Коклико и Кадур тоже узнали, в чем дело. Коклико нашел, что это безумие, а Кадур – что это очень простая вещь.

– А если он убьется! – сказал Коклико.

– Двух смертей не бывает, – возразил араб.

Однако же решено было ничего не говорить графине де Монтестрюк.

* * *

Расставшись с Гуго у самых городских ворот, Брискетта была в восторге. Её влюбленный был настоящий рыцарь и притом молоденький, как паж. Уже не в первый раз говорили Брискетте о любви. Много дворян ходили в лавку к её отцу, который был первым оружейником в городе, и она часто слышала эти сладкие речи; но никто еще доселе не казался ей таким привлекательным, как Гуго. Все, что он ни говорил ей, дышало какой-то новой прелестью.

– А впрочем, говорила она себе в раздумье, все это почти всегда одно и то же!

Такая опытность могла бы показаться странною в такой молоденькой девочке, но хроника гласила, что Брискетта не без удовольствия слушала уже речи одного господина, у которого был замок с высокими башнями в окрестностях Миранды, и кроме того, не раз видели, как вокруг лавки оружейника, в такие часы, когда она бывала заперта, бродил португальский господчик, будто бы поджидая, чтобы показался свет за окном маленького балкона. От этого-то самого, прибавляла хроника, Брискетта и не выходила замуж, несмотря на хорошенькое личико и на собранные отцом деньги.

Мысль, что такой красавец, да еще и граф, сделает такую безумную выходку, и для неё одной, – приводила ее просто в восторг. Она думала, как станут сердиться прекрасные дамы и ревновать её подруги. На устах её так и летали веселые песни. Когда она шла по улице, легкая, проворная, разряженная в пух, то её походка, живой взгляд, светлая улыбка так и говорили, казалось:

– Никого во всем Оше так не обожают, как меня!

Однако она вздрагивала каждый раз, когда вспоминала, какой опасности подвергается граф де Монтестрюк из любви к ней. Что, если он в самом деле убьется в этой безумной попытке? Накануне назначенного дня она пошла к Пустерлям и остановилась на вершине самой большой. Взглянув на эту кручу, падавшую с вершин города к берегу Жера, будто каменная лестница, она вздрогнула. Разве оттого только, что она ни разу не видела этой кручи, она и могла потребовать, чтобы Гуго спустился с ней верхом. Где же тут лошади поставить ногу на этом обрыве, усеянном еще гладкими, будто отполированными голышами? Наверное, тут всякий сломит себе шею. Рассказ об испанце очевидно – басня. Дрожа, она прошла вдоль домов, высокие стены которых еще больше омрачали эту глубокую улицу, показываемую всем приезжим, как один из предметов любопытства в Оше; внизу протекала река.

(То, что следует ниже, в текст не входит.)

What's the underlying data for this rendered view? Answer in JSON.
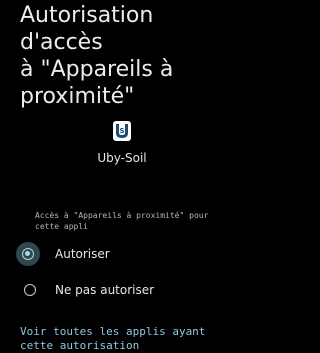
{
  "header": {
    "title": "Autorisation d'accès\nà \"Appareils à\nproximité\""
  },
  "app": {
    "name": "Uby-Soil",
    "icon": "uby-soil-app-icon"
  },
  "permission": {
    "access_label": "Accès à \"Appareils à proximité\" pour cette appli",
    "options": [
      {
        "label": "Autoriser",
        "selected": true
      },
      {
        "label": "Ne pas autoriser",
        "selected": false
      }
    ]
  },
  "footer": {
    "see_all_link": "Voir toutes les applis ayant cette autorisation"
  },
  "colors": {
    "background": "#000000",
    "accent": "#a9d8e6",
    "link": "#8fc7e0",
    "selection_halo": "#30474b"
  }
}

– Если он заберется сюда, подумала она, он живой не выйдет… И я сама…

Бедная Брискетта побледнела и вернулась домой, твердо решившись снять с графа его обещание.

Между тем затея эта наделала шуму; рассказывал об ней маркиз, похвасталась и Брискетта своим приятельницам, и слух быстро разошелся из города в предместья, а там и в окрестные деревни, возбудив всеобщее любопытство. Все хотели быть на этом представлении и когда наступила Пасха, с утра все, кто только мог двигаться в городе и в окрестностях, пошли к тому месту, куда граф де Монтестрюк поклялся явиться в назначенный час и однако же, как думали многие, не явится.

День был праздничный и солнце блистало на безоблачном небе. Скоро на площади перед собором собралась несметная толпа. По временам поднимался сильный шум; охотники держали между собой пари. Каждый раз, как показывался вдали верховой, эта масса народа волновалась, как море от ветра.

 

Дамы поместились на своих балконах, чтоб видеть, как приедет Гуго.

– Если он приедет, то он – просто сумасшедший! – говорили люди рассудительные.

– Нет, он влюблен, – говорили другие, – и наверное приедет.

– Давайте же дорогу! крикнул один насмешник, расталкивая локтями толпу: сумасшествие – вещь священная!

При первом ударе колокола в полдень, все головы обратились ко въезду на площадь. При двенадцатом – показался граф де Монтестрюк на своем испанском жеребце, а за ним Коклико и Кадур. Хорошенькие девушки чуть не захлопали. Маркиз де Сент-Эллис, уже с четверть часа постукивавший ногой от нетерпенья, подъехал к Гуго и обнял его; потом он сошел с коня, чтоб хорошенько осмотреть своими глазами, все ли исправно: узда, удила, цепочка у мундштука, подпруга. Брискетга, едва удерживаясь от слез, раздвинула толпу и, положив ручку на шею Овсяной Соломинки, который бил копытом от нетерпенья, сказала графу:

– Я была не права; останьтесь пожалуйста.

Гуго покачал головой. Брискетта поднялась на цыпочки и, схватив Гуго за руку, шепнула:

– Останьтесь, кто знает! может случиться, что окно отворится и само собой!

– Нет, Брискетта! что бы вы сами подумали о человеке, который принял бы милость, не заслужив ея?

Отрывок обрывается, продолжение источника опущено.